Many large institutions, such as universities, are beginning to contract their email services out to Google. At the university where I work, we are in the process of switching our accounts over to Google now. All of our students, faculty, and staff will access their university email accounts through a Google interface. In order to do the switchover, which is required of us by the institution, we each individually have to accept Google’s fine print terms of use, which include the following:

Google reserves the right, but shall have no obligation, to pre-screen, flag, filter, refuse, modify or move any Content available via Google services.

The context of that statement has to do with obscene materials, but the statement itself does not limit Google to filtering for any particular stated reasons, and shows that there is no provision for a review of a user’s claim that material that might be deemed obscene by some people was necessary to their work.

It is our policy to respond to notices of alleged infringement that comply with the United States’ Digital Millennium Copyright Act or other applicable law and to terminating the accounts of repeat infringers.

Note that in the above, all that is required for Google to take action is that a person be accused of infringement (presumably by corporate lawyers) and then to refuse to comply with an order that they may not agree is legitimate. No determination of an actual infringement seems to be required, just an accusation.

The privacy terms are not bad. However, there is this:

You agree that Google may provide you with notices, including those regarding changes to the Terms, by email, regular mail, or postings on Google services.

They are free to change their privacy policies at any time.

Google is offering a great deal to institutions in terms of the cost of the service they are provided, as compared to competing providers of email service. However, I’m not sure that institutions account for the non-monetary cost that makes up the difference, which is Google’s opportunity to present users with advertisements. (As a cost, it is paid by employees rather than by the institution.) At our institution, as far as I know, there has been no discussion of the fact that now that we will be using Gmail for our email, we will all be presented with commercial advertising in the context of our relationship to the university as employees or students.

[Note in response to first comment: Google is writing “no ad” contracts with institutions. However, the fine print in the terms of use still requires users to agree to be shown ads.]

I find all of this problematic. But nothing beats Google these days.

2 comments on “Institutions are switching to Gmail, but are they discussing the fine print?

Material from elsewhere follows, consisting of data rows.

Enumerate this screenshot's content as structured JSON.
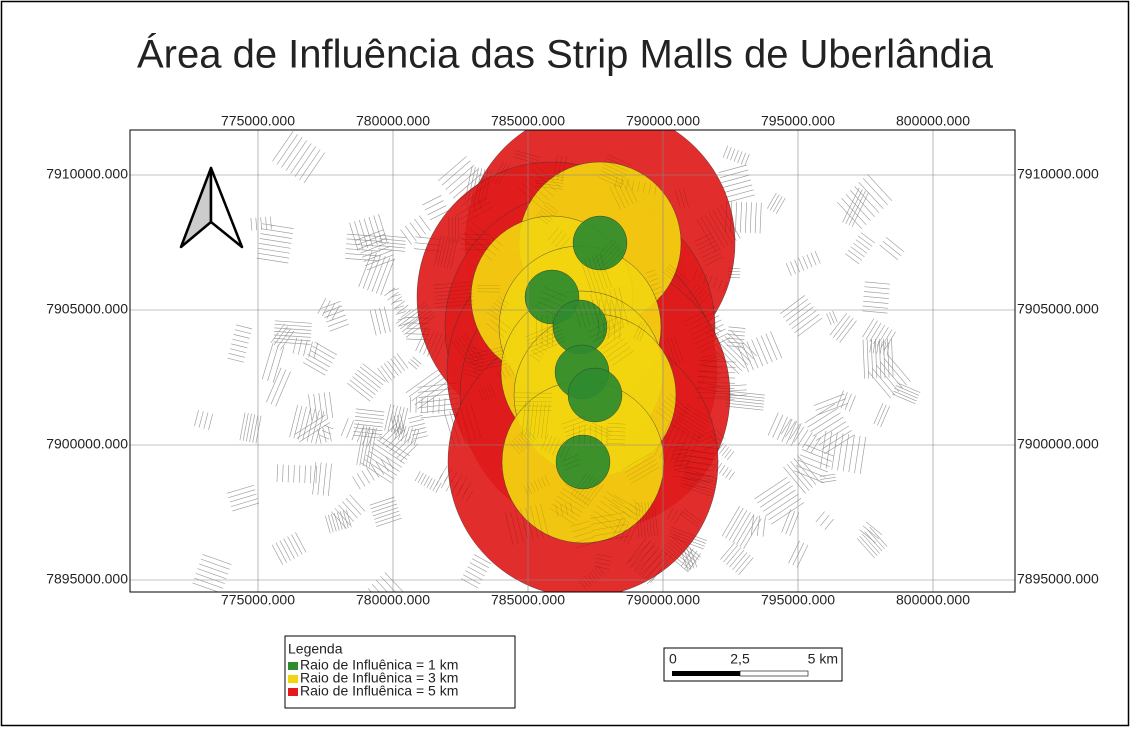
{
  "title": "Área de Influência das Strip Malls de Uberlândia",
  "map": {
    "xticks": [
      {
        "value": 775000,
        "label": "775000.000"
      },
      {
        "value": 780000,
        "label": "780000.000"
      },
      {
        "value": 785000,
        "label": "785000.000"
      },
      {
        "value": 790000,
        "label": "790000.000"
      },
      {
        "value": 795000,
        "label": "795000.000"
      },
      {
        "value": 800000,
        "label": "800000.000"
      }
    ],
    "yticks": [
      {
        "value": 7910000,
        "label": "7910000.000"
      },
      {
        "value": 7905000,
        "label": "7905000.000"
      },
      {
        "value": 7900000,
        "label": "7900000.000"
      },
      {
        "value": 7895000,
        "label": "7895000.000"
      }
    ]
  },
  "legend": {
    "title": "Legenda",
    "items": [
      {
        "label": "Raio de Influênica = 1 km",
        "color": "#2e8b2e"
      },
      {
        "label": "Raio de Influênica = 3 km",
        "color": "#f2d40f"
      },
      {
        "label": "Raio de Influênica = 5 km",
        "color": "#e01b1b"
      }
    ]
  },
  "scalebar": {
    "labels": [
      "0",
      "2,5",
      "5 km"
    ]
  }
}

  1. Google actually says they don’t show advertisements for higher ed, or “Premier edition” versions of Gmail. Same goes for “government”, which we use.

    This FAQ – under ‘what kind of scanning …’ also says they don’t even scan our mail for ads, which they could do to show ads on our search screens. But they say they don’t.

    So that’s good, so long as they don’t change their minds, as you say.

    On top of that, your institution probably have a contract that says ‘no ads’. Unless they have a contract that says ‘go, ads go!’, which is also possible.

    I also don’t think the obscenity and DMCA bits are much of an issue for public institutions. These are already rules I have to deal with, as a public employee, and I get the sense that fobbing off the responsibility for enforcing them in the event of a big to-do is a relief for our legal and IT departments.

  2. Thanks for your comments. I added a note to the post in response to the effect that even when an institution signs a “no ads” contract, users still have to agree to be shown ads in the terms of use. I’m not sure exactly what that means.

    Regarding DMCA, I think it is actually a problem for institutions, because it does not allow an academic or an artist to make a fair use case, when they might actually have a very legitimate fair use case that would hold up in a court. They have no recourse. That is a problem that is built into DMCA, but if Google “doesn’t want to be evil” then they can bend a bit for advocates of fair use who are certainly doing creative work in academic institutions.